Tibor Nagy and Alex Rock of Delaware share their experience and awe at over 2 million young Catholics coming together to worship, pray, and make merry.
As World Youth Day 2023 in Lisbon, Portugal, is in the rear-view mirror and all the pilgrims have made their way home, two young men are reflecting on the uniquely Catholic event. Tibor Nagy and Alex Rock are two young adult parishioners at St. Patrick’s in Wilmington, Delaware, who attended the week-long Catholic youth festival, and now they’re sharing their experience on The Dialog.
Tibor and Alex were at WYD from Sunday July 30 straight through until August 7, so they got to experience every day of the festivities. The first thing the pair remarked upon was the massive crowd of 2 million young people descending on Lisbon from all over the world. With so many Catholics in one place, Alex and Tibor said they couldn’t turn a corner without seeing a church packed with young Catholics for Mass, or crowded around a stage to hear bishops speak.

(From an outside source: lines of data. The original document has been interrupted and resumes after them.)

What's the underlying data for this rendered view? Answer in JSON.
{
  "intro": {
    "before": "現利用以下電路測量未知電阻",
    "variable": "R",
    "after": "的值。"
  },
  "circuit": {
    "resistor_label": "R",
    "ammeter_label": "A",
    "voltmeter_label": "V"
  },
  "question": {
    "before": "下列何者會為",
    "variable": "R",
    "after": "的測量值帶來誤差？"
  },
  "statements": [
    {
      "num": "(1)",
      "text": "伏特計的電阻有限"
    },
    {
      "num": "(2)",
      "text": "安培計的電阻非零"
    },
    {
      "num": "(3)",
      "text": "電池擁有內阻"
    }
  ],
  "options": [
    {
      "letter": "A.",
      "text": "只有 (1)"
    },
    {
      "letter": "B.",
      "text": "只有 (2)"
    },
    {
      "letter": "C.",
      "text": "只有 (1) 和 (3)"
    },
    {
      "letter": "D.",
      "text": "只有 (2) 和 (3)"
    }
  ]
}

They said that some of the best times they had at WYD came through their encounters with pilgrims from various countries. They recalled how cheerful a group of Polish pilgrims were as they waited to pass through the basilica at Fatima, singing the Rosary along with a guitar player. Alex and Tibor wrote of their interactions with other pilgrims:
“We met an American bishop at the airport, shared breakfast with a newly ordained Canadian priest, stood in line with a Dominican sister living in the Netherlands, and sat with young Catholics from the United Kingdom, Australia, Vietnam, the Philippines, France, Spain, India and Croatia, to name a few. It’s difficult to think of a more joyful experience than being around countless people whose love for Jesus comes out so vibrantly in conversation, especially people our own age.”
Alex and Tibor called the papal Mass, a first for both young men, the “major highlight” of World Youth Day. They reflected on seeing so many Catholics in one place and how it baffled the mind to think that 2 million is just a fraction of the estimated 1.3 billion Catholics worldwide: “It felt as if the whole living body of Christ was present to sing, pray, and celebrate together.”
Some of the most fun, however, was to be found in a 9-mile walk to a park for the Saturday night vigil, where they danced and spent the night in adoration before the Blessed Sacrament, before awakening to more music on Sunday. They attended the closing ceremony on Sunday, where it was announced that WYD 2027 will be located in Seoul, South Korea, before departing for home.
In his final thoughts on World Youth Day 2023, Tibor wrote that it was an invaluable opportunity to “grow closer to the Lord:”
“I learned more about myself, and took to heart these lessons. As an incoming seminarian for our diocese, I detected in many of these homilies a subtext on vocational discernment; how what will make you happy is not money, power, pleasure or honor, but finding your mission and going in haste.”
Meanwhile, Alex said that he brought home a gratitude for the laudable faiths of so many young people all over the world. He said it was eye-opening to see the firm faiths of young people in other nations:
“I was so taken aback by the strength and vibrancy of these teenagers and young adults who just want to grow closer to Jesus. Hearing about peoples’ stories, meeting converts, cradle Christians whose faith was renewed and vitalized later in life, and even people who have always remained faithful made it obvious that the Church is alive and thriving. It is an amazing thing to recognize that you are a Catholic first, and an American second — something that I have not considered growing up. The Church is for the whole world, and it is very much alive.”